In our broad experience of working with employers and employability advisers, we have seen a remarkable decrease in any evidence relating to enforced subject access for the purposes of employment.
While it is ironic that an employer can now pick up a criminal conviction for forcing a job applicant to inappropriately disclose theirs, employers which adopt Recruit With Conviction approaches will have no problems.
We have been discussing this with the Information Commissioner’s Office and there is a broader and more complicated impact for employability advisers. The criminal record subject access information is a valuable tool in the Apply With Conviction approach but advisers will be committing a criminal offence if they ask for it in an inappropriate manner.
Within all Apply With Conviction workshops we highlight the confidentiality of criminal conviction information and the respect with which it should be handled as well as the right use of language to talk about criminal record subject access with service users.

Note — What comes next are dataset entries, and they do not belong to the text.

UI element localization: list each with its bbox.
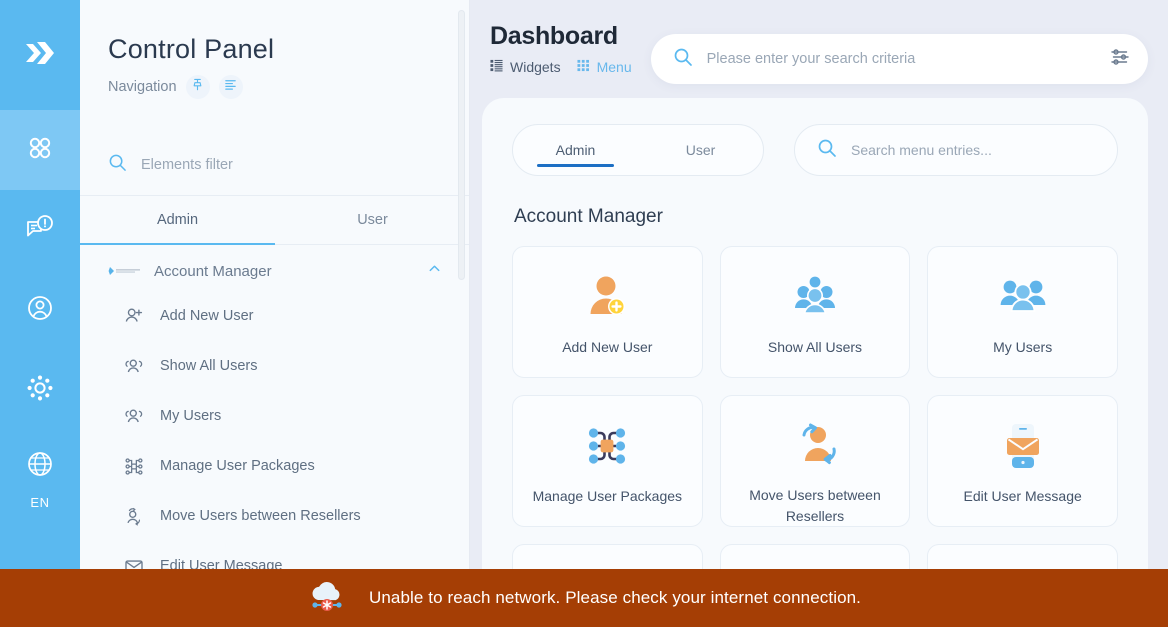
nav-item-manage-user-packages[interactable]: Manage User Packages [80,441,470,491]
tab-admin-label: Admin [555,142,596,158]
tile-label: My Users [993,339,1053,355]
pin-icon [191,78,204,96]
tab-admin[interactable]: Admin [513,125,638,175]
user-move-icon [790,420,840,471]
search-icon [817,138,837,163]
tile-move-users-between-resellers[interactable]: Move Users between Resellers [719,395,911,527]
navigation-header: Control Panel Navigation [80,0,470,99]
phone-message-icon [998,420,1048,472]
global-search-input[interactable] [706,51,1096,67]
menu-search-input[interactable] [851,142,1095,158]
tile-manage-user-packages[interactable]: Manage User Packages [512,395,703,527]
users-blue-icon [790,271,840,323]
icon-rail: EN [0,0,80,627]
list-grid-icon [490,59,503,75]
cloud-disconnected-icon [307,580,347,617]
nav-group-account-manager[interactable]: Account Manager [80,251,470,291]
navigation-panel: Control Panel Navigation Elements filter… [80,0,470,627]
tile-label: Show All Users [767,339,863,355]
sliders-icon[interactable] [1110,47,1130,72]
nav-tab-admin[interactable]: Admin [80,196,275,245]
user-circle-icon [26,294,54,327]
tile-edit-user-message[interactable]: Edit User Message [927,395,1118,527]
nav-item-label: Manage User Packages [160,458,315,474]
toast-message: Unable to reach network. Please check yo… [368,588,862,607]
nav-tab-admin-label: Admin [156,212,199,228]
tile-label: Add New User [562,339,653,355]
nav-item-show-all-users[interactable]: Show All Users [80,341,470,391]
navigation-subtitle: Navigation [108,79,177,95]
nav-item-label: My Users [160,408,222,424]
sidebar-item-profile[interactable] [0,270,80,350]
content-card: Admin User Account Manage [482,98,1148,627]
nav-tab-user-label: User [357,212,388,228]
header-links: Widgets Menu [490,59,632,75]
tile-label: Edit User Message [963,488,1082,504]
sidebar-item-settings[interactable] [0,350,80,430]
chevron-up-icon[interactable] [427,261,442,281]
language-switcher[interactable]: EN [0,450,80,510]
globe-icon [26,450,54,483]
grid-squares-icon [577,59,590,75]
navigation-tabs: Admin User [80,195,470,245]
header-link-label: Widgets [510,59,561,75]
search-icon [108,153,127,177]
global-search-bar [650,34,1148,84]
message-alert-icon [25,213,55,248]
content-toolbar: Admin User [512,124,1118,176]
header-link-widgets[interactable]: Widgets [490,59,561,75]
brand-mark-icon [108,266,142,276]
pin-button[interactable] [185,75,210,99]
tab-user-label: User [685,142,716,158]
package-nodes-icon [124,456,144,476]
sidebar-item-notifications[interactable] [0,190,80,270]
nav-item-move-users-between-resellers[interactable]: Move Users between Resellers [80,491,470,541]
tile-label: Move Users between Resellers [749,487,881,524]
user-plus-icon [124,306,144,326]
list-indent-icon [224,78,237,96]
sidebar-item-dashboard[interactable] [0,110,80,190]
gear-icon [26,374,54,407]
header-link-label: Menu [596,59,632,75]
section-title: Account Manager [514,206,663,227]
main-header: Dashboard Widgets Menu Please enter your… [482,0,1148,84]
users-group-icon [124,356,144,376]
nav-item-label: Move Users between Resellers [160,508,361,524]
tile-label: Manage User Packages [532,488,683,504]
app-root: EN Control Panel Navigation Elements fil… [0,0,1168,627]
search-icon [673,47,693,72]
navigation-scrollbar[interactable] [458,10,465,280]
double-chevron-right-icon [20,33,60,78]
nav-item-label: Show All Users [160,358,258,374]
users-group-icon [124,406,144,426]
content-tabs: Admin User [512,124,764,176]
language-label: EN [30,495,50,510]
nav-item-add-new-user[interactable]: Add New User [80,291,470,341]
menu-search-bar [794,124,1118,176]
users-blue-wide-icon [998,271,1048,323]
elements-filter-input[interactable] [141,157,442,173]
tile-my-users[interactable]: My Users [927,246,1118,378]
package-network-icon [582,420,632,472]
tile-add-new-user[interactable]: Add New User [512,246,703,378]
nav-group-label: Account Manager [154,262,272,280]
collapse-menu-button[interactable] [218,75,243,99]
user-transfer-icon [124,506,144,526]
user-add-orange-icon [582,271,632,323]
page-title: Dashboard [490,22,618,50]
control-panel-title: Control Panel [108,34,275,64]
tile-show-all-users[interactable]: Show All Users [719,246,911,378]
app-logo[interactable] [0,0,80,110]
nav-tab-user[interactable]: User [275,196,470,244]
elements-filter-row [80,139,470,191]
nav-item-label: Add New User [160,308,254,324]
grid-dots-icon [26,134,54,167]
nav-item-my-users[interactable]: My Users [80,391,470,441]
main-content: Dashboard Widgets Menu Please enter your… [470,0,1168,627]
header-link-menu[interactable]: Menu [577,59,632,75]
tab-user[interactable]: User [638,125,763,175]
network-error-toast: Unable to reach network. Please check yo… [0,569,1168,627]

Quite clearly criminal record information is very sensitive. It belongs to the service user and it is their choice to share subject access with anyone. It should always be clear that this is not a condition of participating in a service and is in no way linked to their benefit entitlement.
Extract from Information Commissioner’s Guidance (1)
An individual who requires someone to make a subject access request is committing a criminal offence. This is an offence which can be heard either by a magistrates court or a crown court, in England, Wales and Northern Ireland. In Scotland it will be heard in a sheriff court.
Committing such an offence in England and Wales can carry an unlimited fine, while in Scotland the fine
can be unlimited if heard under solemn procedure or £10,000.
In Northern Ireland, the maximum fine if convicted under a summary offence is £5000, or if convicted on indictment the maximum fine is unlimited (unless expressly limited by statute).